A Ecologia Profunda: O Trabalho que Reconecta (TQR)

Dando continuidade à série Ecologia Profunda, neste artigo apresento O Trabalho que Reconecta, formulado por Joanna Macy.


Introduzo as motivações para o desenvolvimento deste modelo, a proposta concreta e os recursos que têm sido criados para que, individualmente e em comunidade, possamos dar corpo à Ecologia Profunda. Como proposta inspiracional partilho o vídeo The Great Turning, com Joanna Macy.


O Trabalho que Reconecta


Inspirada no Budismo e na Teoria Geral dos Sistemas, Joanna Macy, ativista doutorada em Ecofilosofia, tem vindo, no curso da sua longa vida (conta hoje com 95 anos), a traçar uma sui generis síntese entre os contributos da sabedoria espiritual oriental e a ciência ocidental contemporânea. O Trabalho que Reconecta é fruto desta bela fusão.


Como resposta ao que considerou serem as lacunas do movimento ecologista, nomeadamente a tendência para permanecer na visão crítica, na angústia e insatisfação face à crise ecológica, Macy colocou o foco no compromisso ético alicerçado na acção concreta, direccionada e no acolher o sofrimento e a incerteza, viver o luto deste processo como passos incontornáveis para seguir caminho enraizado, modelador do futuro.

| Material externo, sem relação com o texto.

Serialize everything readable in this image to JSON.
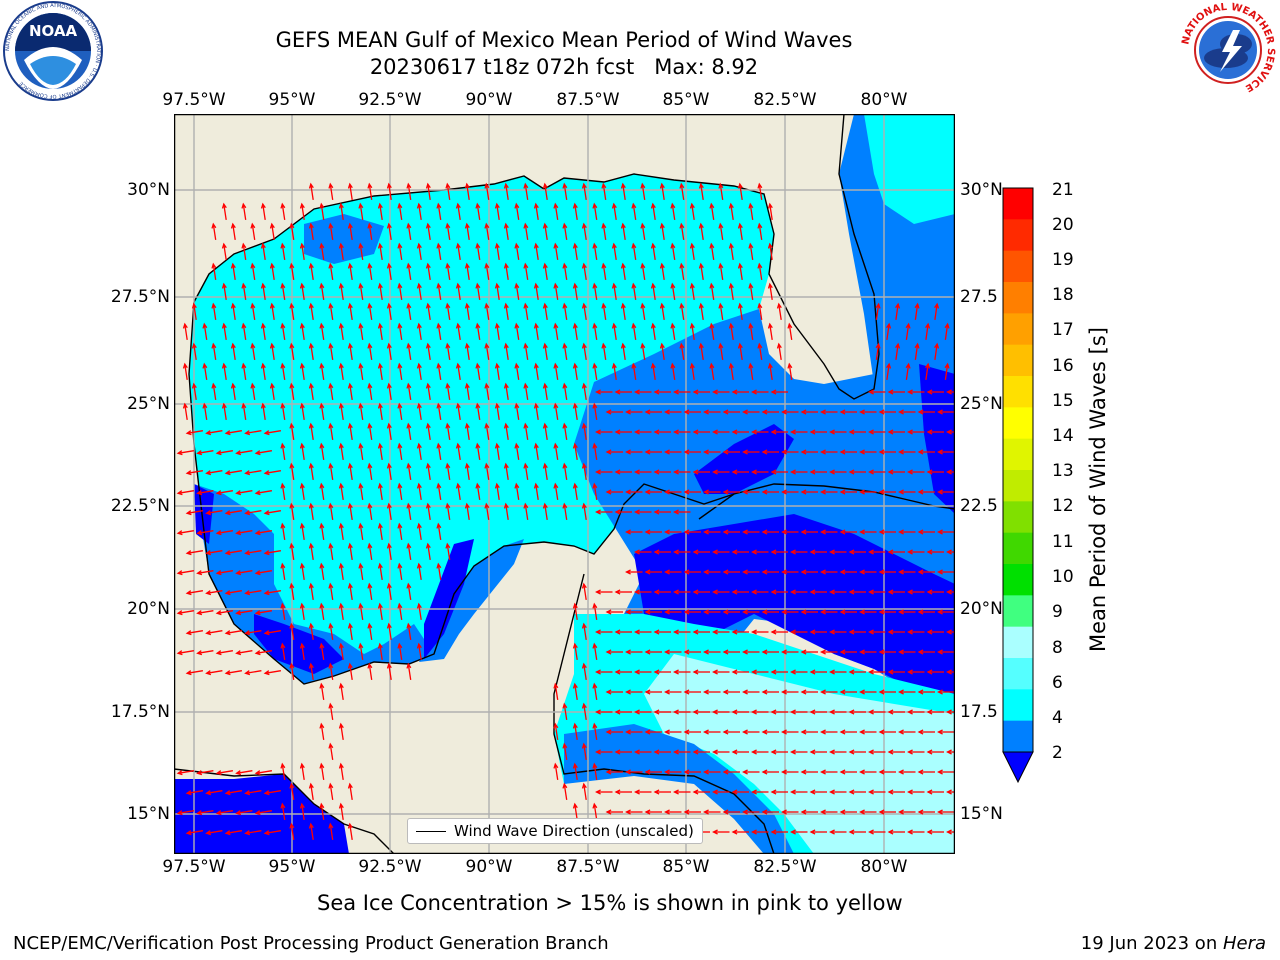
{
  "title_line1": "GEFS MEAN Gulf of Mexico Mean Period of Wind Waves",
  "title_line2": "20230617 t18z 072h fcst   Max: 8.92",
  "lon_ticks": [
    "97.5°W",
    "95°W",
    "92.5°W",
    "90°W",
    "87.5°W",
    "85°W",
    "82.5°W",
    "80°W"
  ],
  "lat_ticks_left": [
    "30°N",
    "27.5°N",
    "25°N",
    "22.5°N",
    "20°N",
    "17.5°N",
    "15°N"
  ],
  "lat_ticks_right": [
    "30°N",
    "27.5",
    "25°N",
    "22.5",
    "20°N",
    "17.5",
    "15°N"
  ],
  "colorbar": {
    "label": "Mean Period of Wind Waves [s]",
    "ticks": [
      "21",
      "20",
      "19",
      "18",
      "17",
      "16",
      "15",
      "14",
      "13",
      "12",
      "11",
      "10",
      "9",
      "8",
      "6",
      "4",
      "2"
    ],
    "colors": [
      "#ff0000",
      "#ff2a00",
      "#ff5500",
      "#ff7f00",
      "#ffa000",
      "#ffbf00",
      "#ffe000",
      "#ffff00",
      "#e0f500",
      "#c0ec00",
      "#80e000",
      "#40d800",
      "#00e000",
      "#40ff80",
      "#aaffff",
      "#55ffff",
      "#00ffff",
      "#0080ff"
    ],
    "extend_color": "#0000ff"
  },
  "legend_label": "Wind Wave Direction (unscaled)",
  "note": "Sea Ice Concentration > 15% is shown in pink to yellow",
  "footer_left": "NCEP/EMC/Verification Post Processing Product Generation Branch",
  "footer_right_date": "19 Jun 2023 on ",
  "footer_right_host": "Hera",
  "logo_left_text": "NOAA",
  "logo_left_ring_text": "NATIONAL OCEANIC AND ATMOSPHERIC ADMINISTRATION · U.S. DEPARTMENT OF COMMERCE",
  "logo_right_ring_text": "NATIONAL WEATHER SERVICE",
  "colors": {
    "land": "#efecdc",
    "ocean_cyan": "#00ffff",
    "ocean_blue": "#0080ff",
    "ocean_dark": "#0000ff",
    "ocean_light": "#aaffff",
    "arrow": "#ff0000",
    "grid": "#b0b0b0"
  }
}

Nesta proposta, a ética resulta de uma atitude profundamente reflexiva e produz os seus efeitos na vida concreta e interdependente, nos cenários onde somos parte, tal como uma planta não se dissocia da paisagem onde se insere, ela gera essa mesma paisagem, como minuciou o filósofo artista Emanuele Coccia (2019) em A Vida das Plantas.


O TQR é um modelo teórico-prático colaborativo, orientado para a mudança pessoal e social, difundido em contextos grupais em diversos países do mundo, suportado por uma rede de facilitadores que dinamizam regularmente workshops e formações.


Este itinerário profundamente vivencial apoia-se em exercícios, que nos convidam proactivamente a percorrer as etapas da Espiral do TQR, criando condições para que possamos, como células vivas de um corpo maior ao qual pertencemos, sentir e ecoar a dor do mundo (Macy, 2010).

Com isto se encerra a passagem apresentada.